The technology was developed by lead author and bioengineer Dr. Ziyu Wang from the Charles Perkins Center at the University of Sydney as part of his PhD. He built on previous research by Dr. Suzanne Mithieux, also affiliated with the Charles Perkins Centre.
Natural blood vessel walls are made up of concentric rings of elastin (a protein that gives blood vessels elasticity and ability to stretch), much like nesting dolls. As a result, the rings are elastic, allowing blood vessels to change size in response to blood flow.
This new technology means that, for the first time, these important concentric rings of elastin can develop naturally within the walls of implanted tubes.
Unlike current manufacturing processes for synthetic surgical materials, which can be lengthy, complex and expensive, this new manufacturing process is rapid and well-defined.

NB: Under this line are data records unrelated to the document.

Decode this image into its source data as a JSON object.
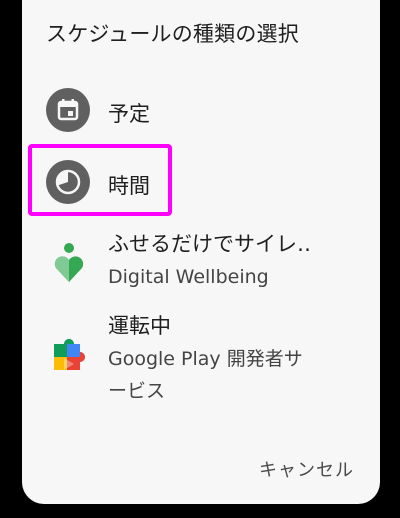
{
  "dialog": {
    "title": "スケジュールの種類の選択",
    "options": [
      {
        "label": "予定",
        "icon": "calendar-icon"
      },
      {
        "label": "時間",
        "icon": "clock-icon"
      },
      {
        "label": "ふせるだけでサイレ‥",
        "sub": "Digital Wellbeing",
        "icon": "digital-wellbeing-icon"
      },
      {
        "label": "運転中",
        "sub_line1": "Google Play 開発者サ",
        "sub_line2": "ービス",
        "icon": "google-play-services-icon"
      }
    ],
    "cancel_label": "キャンセル"
  },
  "colors": {
    "dialog_bg": "#f7f7f7",
    "icon_gray": "#606060",
    "highlight": "#ff00ff"
  }
}
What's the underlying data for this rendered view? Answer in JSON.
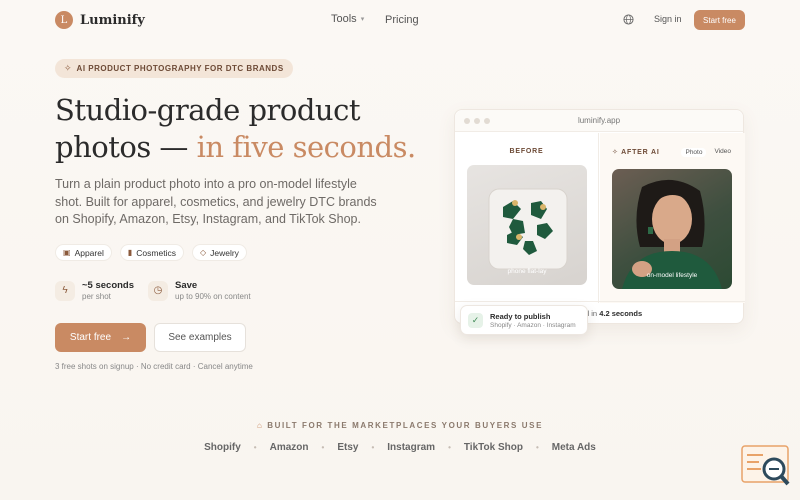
{
  "brand": {
    "logo_letter": "L",
    "name": "Luminify"
  },
  "nav": {
    "tools": "Tools",
    "pricing": "Pricing",
    "sign_in": "Sign in",
    "start_free": "Start free"
  },
  "hero": {
    "badge": "AI PRODUCT PHOTOGRAPHY FOR DTC BRANDS",
    "headline_line1": "Studio-grade product",
    "headline_line2_plain": "photos — ",
    "headline_line2_accent": "in five seconds.",
    "subcopy": "Turn a plain product photo into a pro on-model lifestyle shot. Built for apparel, cosmetics, and jewelry DTC brands on Shopify, Amazon, Etsy, Instagram, and TikTok Shop.",
    "chips": [
      "Apparel",
      "Cosmetics",
      "Jewelry"
    ],
    "stats": [
      {
        "icon": "bolt-icon",
        "main": "~5 seconds",
        "sub": "per shot"
      },
      {
        "icon": "clock-icon",
        "main": "Save",
        "sub": "up to 90% on content"
      }
    ],
    "cta_primary": "Start free",
    "cta_secondary": "See examples",
    "fineprint": "3 free shots on signup · No credit card · Cancel anytime"
  },
  "preview": {
    "url": "luminify.app",
    "before_label": "BEFORE",
    "before_caption": "phone flat-lay",
    "after_label": "AFTER AI",
    "after_tabs": [
      "Photo",
      "Video"
    ],
    "after_caption": "on-model lifestyle",
    "footer_prefix": "d in ",
    "footer_time": "4.2 seconds",
    "toast_title": "Ready to publish",
    "toast_sub": "Shopify · Amazon · Instagram"
  },
  "marketplaces": {
    "title": "BUILT FOR THE MARKETPLACES YOUR BUYERS USE",
    "items": [
      "Shopify",
      "Amazon",
      "Etsy",
      "Instagram",
      "TikTok Shop",
      "Meta Ads"
    ]
  },
  "colors": {
    "accent": "#c98a63",
    "background": "#fbf8f4"
  }
}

“These synthetic vessels are elegant because they are made from only two naturally occurring materials that are well tolerated by the body,” said Dr. wang
“Tropoelastin (the natural building block for elastin) is wrapped in an elastic envelope that gradually dissolves, promoting the formation of highly organized, naturally functioning mimicking blood vessels.”

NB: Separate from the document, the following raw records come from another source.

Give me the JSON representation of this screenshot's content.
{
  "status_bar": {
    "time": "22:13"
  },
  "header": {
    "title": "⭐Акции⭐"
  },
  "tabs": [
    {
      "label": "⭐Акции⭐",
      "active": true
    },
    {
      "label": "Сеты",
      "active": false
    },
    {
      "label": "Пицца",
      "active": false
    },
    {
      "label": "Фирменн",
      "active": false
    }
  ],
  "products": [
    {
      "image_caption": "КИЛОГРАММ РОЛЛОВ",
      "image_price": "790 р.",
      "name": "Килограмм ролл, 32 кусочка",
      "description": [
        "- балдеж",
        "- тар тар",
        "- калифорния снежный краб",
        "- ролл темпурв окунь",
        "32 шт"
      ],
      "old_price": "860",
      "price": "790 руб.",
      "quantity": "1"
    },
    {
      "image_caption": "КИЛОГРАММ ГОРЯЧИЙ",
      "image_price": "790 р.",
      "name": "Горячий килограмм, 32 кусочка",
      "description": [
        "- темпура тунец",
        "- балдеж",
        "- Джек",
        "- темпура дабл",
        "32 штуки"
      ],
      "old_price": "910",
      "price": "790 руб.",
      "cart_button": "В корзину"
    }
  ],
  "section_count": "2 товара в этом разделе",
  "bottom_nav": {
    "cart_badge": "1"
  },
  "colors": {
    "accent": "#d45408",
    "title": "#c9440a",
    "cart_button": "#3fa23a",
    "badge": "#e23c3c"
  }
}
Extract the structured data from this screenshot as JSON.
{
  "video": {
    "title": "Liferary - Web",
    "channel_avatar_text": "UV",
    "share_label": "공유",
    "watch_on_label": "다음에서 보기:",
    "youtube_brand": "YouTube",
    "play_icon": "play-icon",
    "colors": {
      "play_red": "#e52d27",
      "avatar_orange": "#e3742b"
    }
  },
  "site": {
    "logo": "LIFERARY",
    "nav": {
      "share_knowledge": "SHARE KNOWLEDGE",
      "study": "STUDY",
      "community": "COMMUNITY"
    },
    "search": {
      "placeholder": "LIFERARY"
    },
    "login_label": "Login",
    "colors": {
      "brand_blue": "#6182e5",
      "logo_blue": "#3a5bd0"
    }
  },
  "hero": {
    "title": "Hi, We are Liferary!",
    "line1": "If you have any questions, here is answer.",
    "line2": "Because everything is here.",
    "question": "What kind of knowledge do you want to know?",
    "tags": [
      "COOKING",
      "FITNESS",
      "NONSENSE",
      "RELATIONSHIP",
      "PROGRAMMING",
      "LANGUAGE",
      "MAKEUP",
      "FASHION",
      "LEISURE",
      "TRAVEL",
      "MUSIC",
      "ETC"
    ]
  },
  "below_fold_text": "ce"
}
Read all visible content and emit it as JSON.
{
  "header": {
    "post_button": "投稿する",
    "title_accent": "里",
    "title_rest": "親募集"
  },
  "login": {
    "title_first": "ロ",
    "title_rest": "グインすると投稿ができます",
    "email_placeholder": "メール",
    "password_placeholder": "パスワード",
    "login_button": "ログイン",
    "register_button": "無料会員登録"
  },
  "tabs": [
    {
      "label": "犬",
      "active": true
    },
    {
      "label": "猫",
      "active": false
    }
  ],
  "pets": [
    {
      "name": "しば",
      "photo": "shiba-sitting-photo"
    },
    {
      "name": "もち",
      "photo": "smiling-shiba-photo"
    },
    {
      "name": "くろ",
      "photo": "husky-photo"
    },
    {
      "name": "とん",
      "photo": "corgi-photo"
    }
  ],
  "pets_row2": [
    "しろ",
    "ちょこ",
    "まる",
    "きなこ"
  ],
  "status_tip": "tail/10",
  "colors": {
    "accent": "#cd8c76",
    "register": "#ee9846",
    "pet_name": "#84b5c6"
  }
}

The tube produced can also be safely stored in a sterile plastic bag until transplanted.
Reference: “Rapid Regeneration of a Neoartery with Elastic Lamellae” by Ziyu Wang, Suzanne M. Mithieux, Howard Vindin, Yiwei Wang, Miao Zhang, Linyang Liu, Jacob Zbinden, Kevin M. Blum, Tai Yi, Yuichi Matsuzaki, Farshad Oveissi, Reyda Akdemir, Karen M. Lockley, Lingyue Zhang, Ke Ma, Juan Guan, Anna Waterhouse, Nguyen TH Pham, Brian S. Hawkett, Toshiharu Shinoka, Christopher K. Breuer, and Anthony S. Weiss September 19, 2022, Advanced Materials.
Ethical approval was obtained from Sydney Local Health District, Australia and Nationwide Children’s Hospital, USA. Professor Anthony Weiss is the founding scientist of Elastagen Pty.Ltd., now sold to Allergan, Inc., an AbbVie company. The authors declare no other competing interests.